Avec le fils d’Alexis et de Nathalie, nous touchons à la fin de la vieille Russie. Le régénérateur de l’empire fut aussi l’émancipateur des femmes. C’est Pierre le Grand qui, malgré la jalousie des maris et les résistances pudiques des femmes, brisa les « vingt-sept serrures » du gynécée. Lui-même, après s’être marié une première fois à l’ancienne mode, ne consulta la seconde fois que son cœur. D’une servante livonienne, il fit une impératrice. Cette fille du peuple, originaire d’un pays non russe, ne pouvait songer à s’enfermer dans le Terem, à se cacher sous la fata, à se dissimuler derrière les rideaux d’une litière ou d’une loge de théâtre. Elle marcha hardiment, le front levé et le visage découvert, dans sa liberté occidentale. Elle accompagna son mari dans ses voyages, à la guerre, sur les flots de la Baltique, sous le feu des batteries ottomanes du Pruth. C’en était fait des anciennes mœurs. Pierre institua dans sa capitale nouvelle de Pétersbourg des « assemblées » où les maris étaient tenus d’amener leurs épouses. Avec autant de liberté et même, comme on devait s’y attendre au début, avec plus de licence que dans les salons d’Occident, les hommes et les femmes conversèrent ensemble pour la première fois, firent de la musique, jouèrent aux cartes, dansèrent les valses d’Allemagne et le menuet de Versailles. La volonté despotique d’un grand homme triompha même dans les affaires de mode. Plus de ces voiles épais, plus de ces amples vêtemens qui dissimulaient de gracieux contours. On continua peut-être à mettre du fard, mais avec plus de discrétion ; du moins on ne songea plus à rivaliser avec la blanche neige et les fleurs de pavot.
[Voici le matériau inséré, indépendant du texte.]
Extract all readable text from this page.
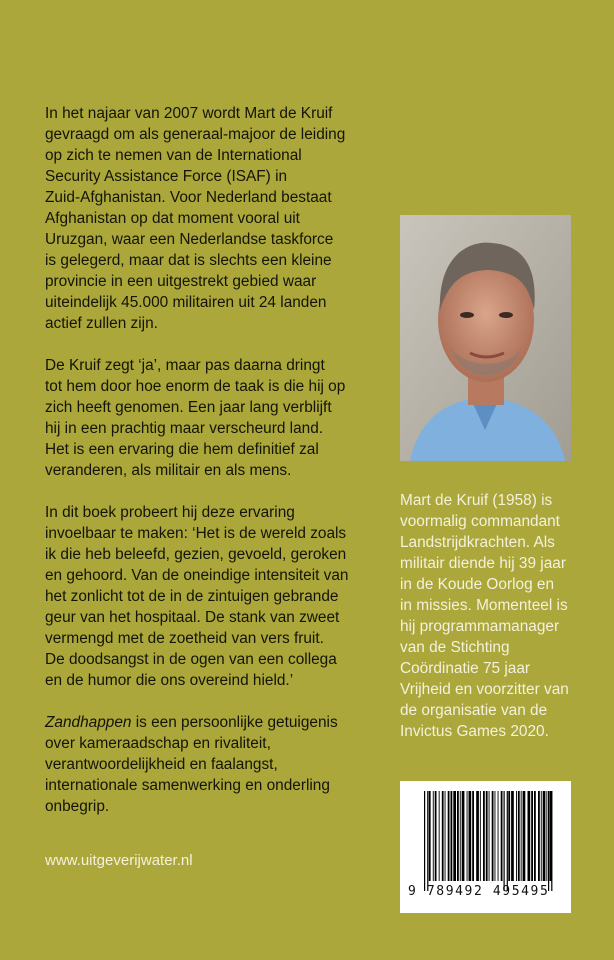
In het najaar van 2007 wordt Mart de Kruif
gevraagd om als generaal-majoor de leiding
op zich te nemen van de International
Security Assistance Force (ISAF) in
Zuid-Afghanistan. Voor Nederland bestaat
Afghanistan op dat moment vooral uit
Uruzgan, waar een Nederlandse taskforce
is gelegerd, maar dat is slechts een kleine
provincie in een uitgestrekt gebied waar
uiteindelijk 45.000 militairen uit 24 landen
actief zullen zijn.
De Kruif zegt ‘ja’, maar pas daarna dringt
tot hem door hoe enorm de taak is die hij op
zich heeft genomen. Een jaar lang verblijft
hij in een prachtig maar verscheurd land.
Het is een ervaring die hem definitief zal
veranderen, als militair en als mens.
In dit boek probeert hij deze ervaring
invoelbaar te maken: ‘Het is de wereld zoals
ik die heb beleefd, gezien, gevoeld, geroken
en gehoord. Van de oneindige intensiteit van
het zonlicht tot de in de zintuigen gebrande
geur van het hospitaal. De stank van zweet
vermengd met de zoetheid van vers fruit.
De doodsangst in de ogen van een collega
en de humor die ons overeind hield.’
Zandhappen is een persoonlijke getuigenis
over kameraadschap en rivaliteit,
verantwoordelijkheid en faalangst,
internationale samenwerking en onderling
onbegrip.
Mart de Kruif (1958) is
voormalig commandant
Landstrijdkrachten. Als
militair diende hij 39 jaar
in de Koude Oorlog en
in missies. Momenteel is
hij programmamanager
van de Stichting
Coördinatie 75 jaar
Vrijheid en voorzitter van
de organisatie van de
Invictus Games 2020.
www.uitgeverijwater.nl
9 789492 495495
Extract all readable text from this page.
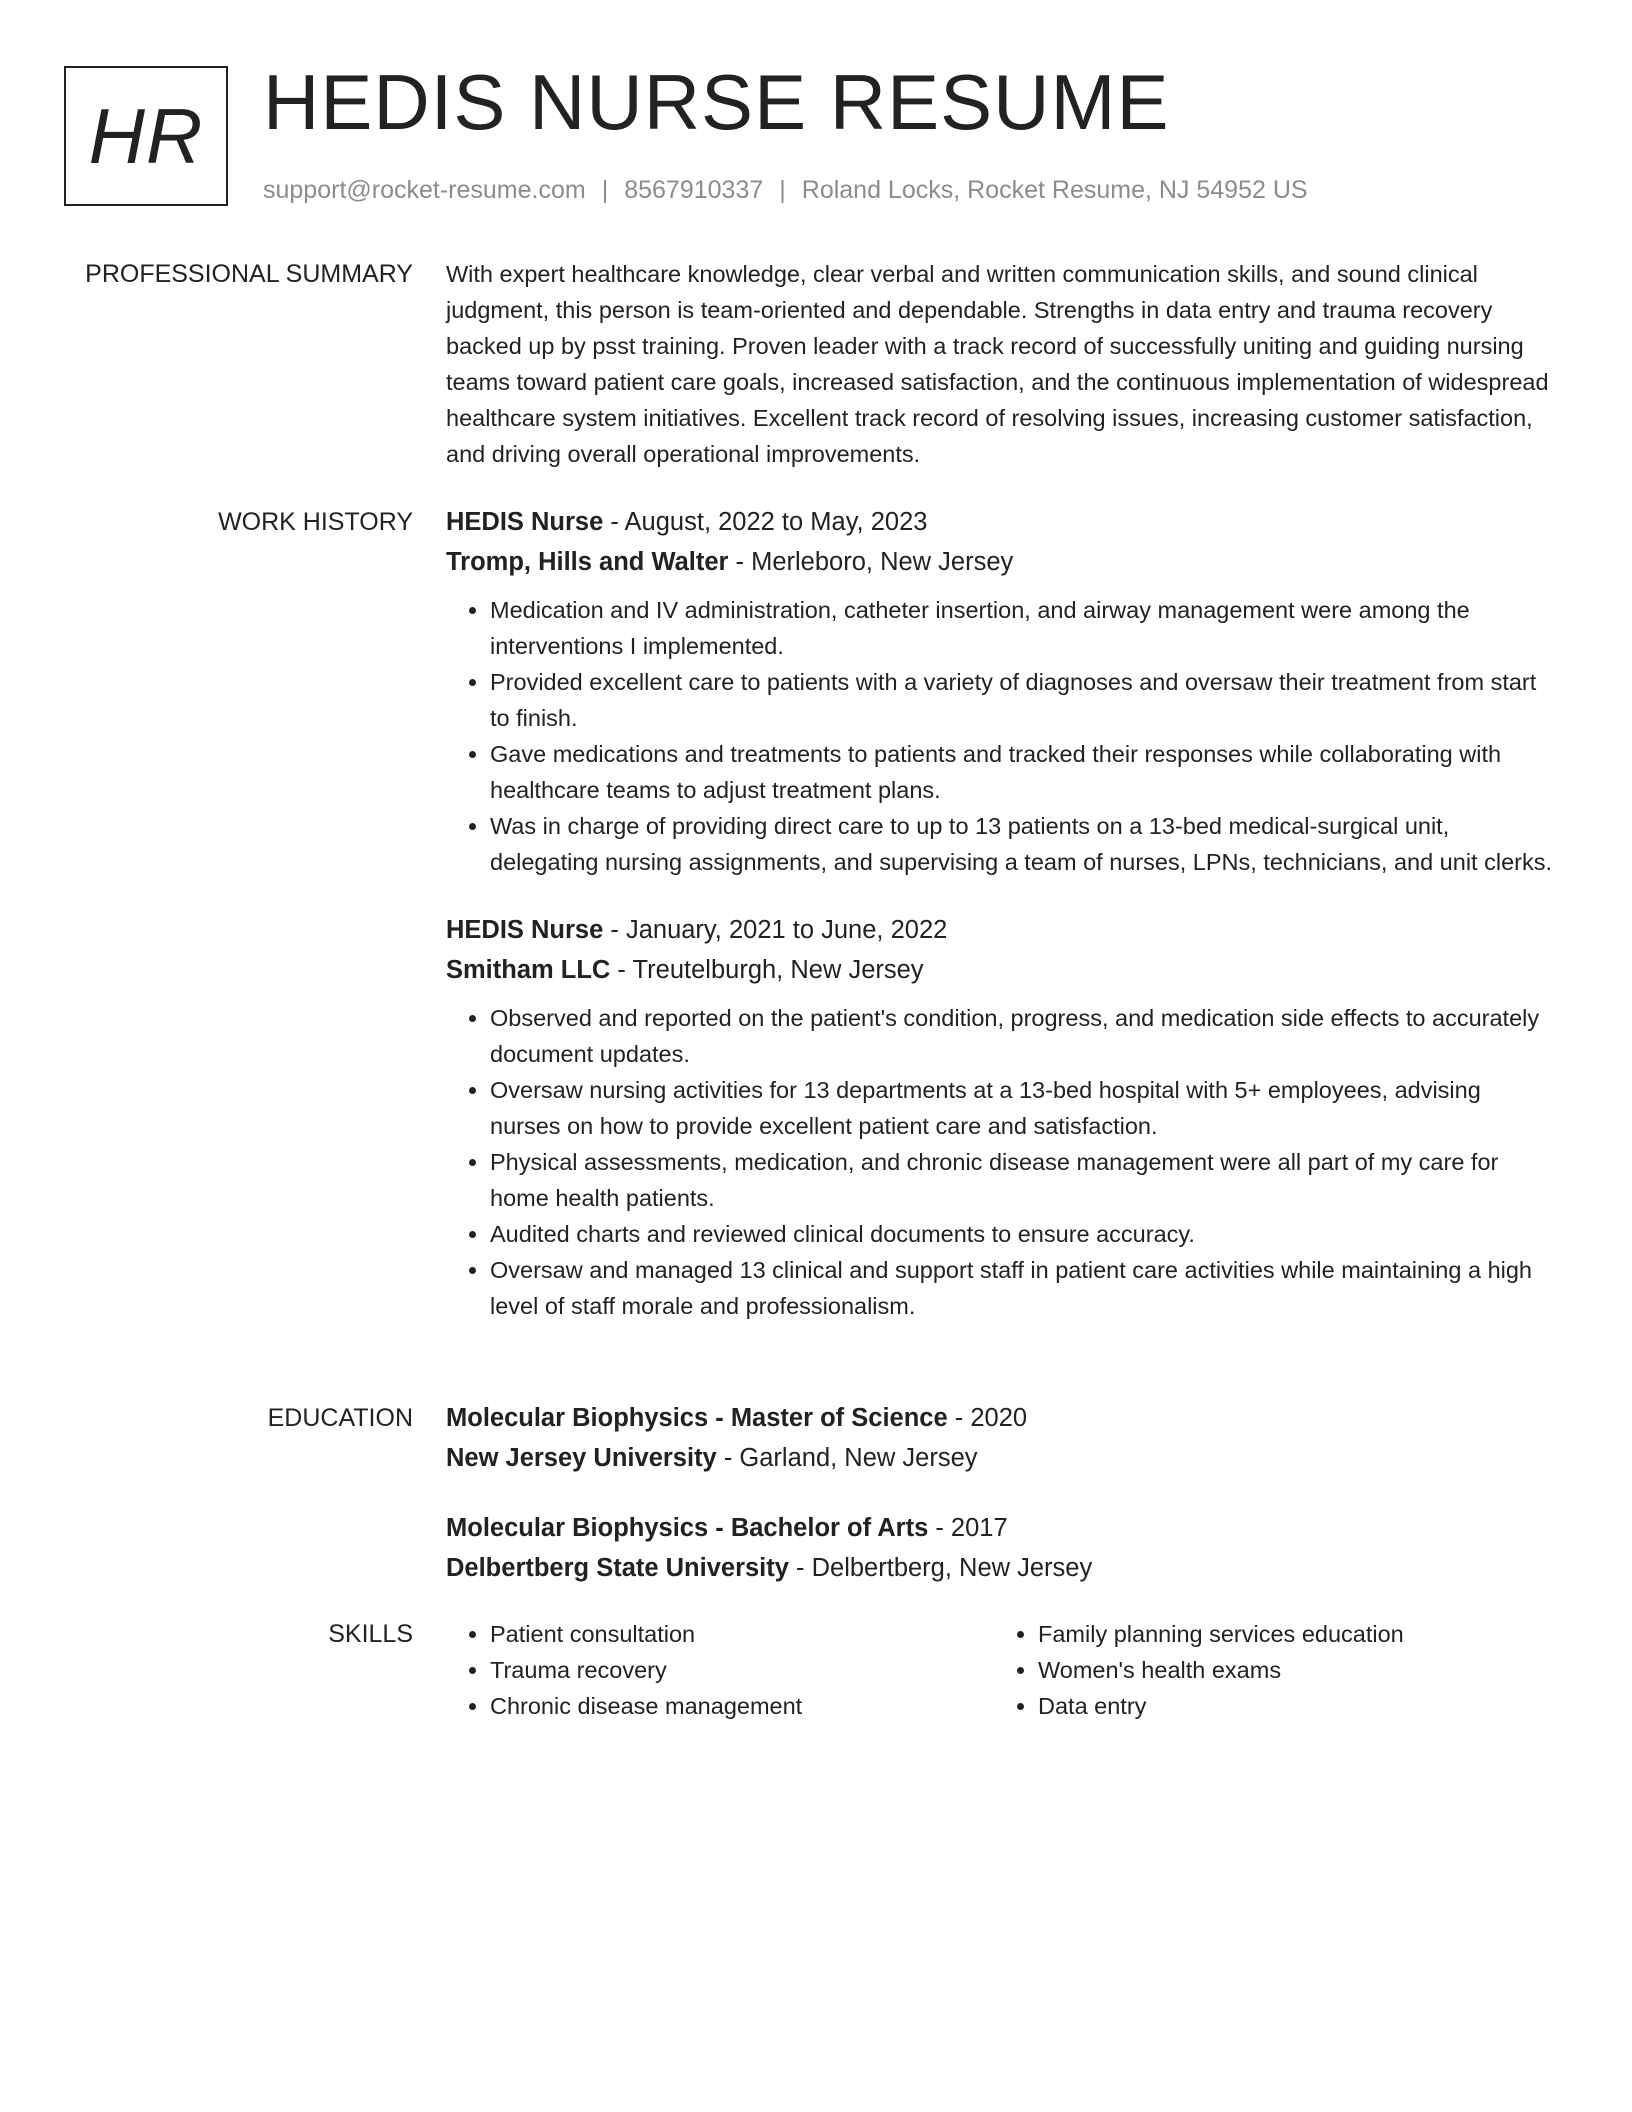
HR HEDIS NURSE RESUME
support@rocket-resume.com | 8567910337 | Roland Locks, Rocket Resume, NJ 54952 US
PROFESSIONAL SUMMARY With expert healthcare knowledge, clear verbal and written communication skills, and sound clinical judgment, this person is team-oriented and dependable. Strengths in data entry and trauma recovery backed up by psst training. Proven leader with a track record of successfully uniting and guiding nursing teams toward patient care goals, increased satisfaction, and the continuous implementation of widespread healthcare system initiatives. Excellent track record of resolving issues, increasing customer satisfaction, and driving overall operational improvements.

WORK HISTORY HEDIS Nurse - August, 2022 to May, 2023
Tromp, Hills and Walter - Merleboro, New Jersey
• Medication and IV administration, catheter insertion, and airway management were among the interventions I implemented.
• Provided excellent care to patients with a variety of diagnoses and oversaw their treatment from start to finish.
• Gave medications and treatments to patients and tracked their responses while collaborating with healthcare teams to adjust treatment plans.
• Was in charge of providing direct care to up to 13 patients on a 13-bed medical-surgical unit, delegating nursing assignments, and supervising a team of nurses, LPNs, technicians, and unit clerks.
HEDIS Nurse - January, 2021 to June, 2022
Smitham LLC - Treutelburgh, New Jersey
• Observed and reported on the patient's condition, progress, and medication side effects to accurately document updates.
• Oversaw nursing activities for 13 departments at a 13-bed hospital with 5+ employees, advising nurses on how to provide excellent patient care and satisfaction.
• Physical assessments, medication, and chronic disease management were all part of my care for home health patients.
• Audited charts and reviewed clinical documents to ensure accuracy.
• Oversaw and managed 13 clinical and support staff in patient care activities while maintaining a high level of staff morale and professionalism.
EDUCATION Molecular Biophysics - Master of Science - 2020
New Jersey University - Garland, New Jersey
Molecular Biophysics - Bachelor of Arts - 2017
Delbertberg State University - Delbertberg, New Jersey
SKILLS
•	Patient consultation
• Trauma recovery
• Chronic disease management
• Family planning services education
• Women's health exams
• Data entry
Une mouche coquettement posée sur une joue ou sur un sein fut tout ce qui resta de la « noire zibeline. » Les psautiers, les Heures, le Domostroï, les vies des saints, furent laissés de côté, et le roman français fit son apparition dans le boudoir des dames russes, d’abord sous la forme un peu lourde de l’Astrée et du Cyrus. La littérature du grand siècle fit oublier celle de Byzance ; Racine et plus tard Voltaire reléguèrent Cosmas et le Métaphraste dans la poussière des bibliothèques sacrées. Le temps a consacré, comme les autres, la réforme féminine de Pierre le Grand, et la Russie, après avoir été le pays des gynécées et des voiles, est devenue la contrée d’Europe où le problème d’une large participation des femmes aux travaux et aux bénéfices de la vie sociale est peut-être le plus avancé.


ALFRED RAMBAUD.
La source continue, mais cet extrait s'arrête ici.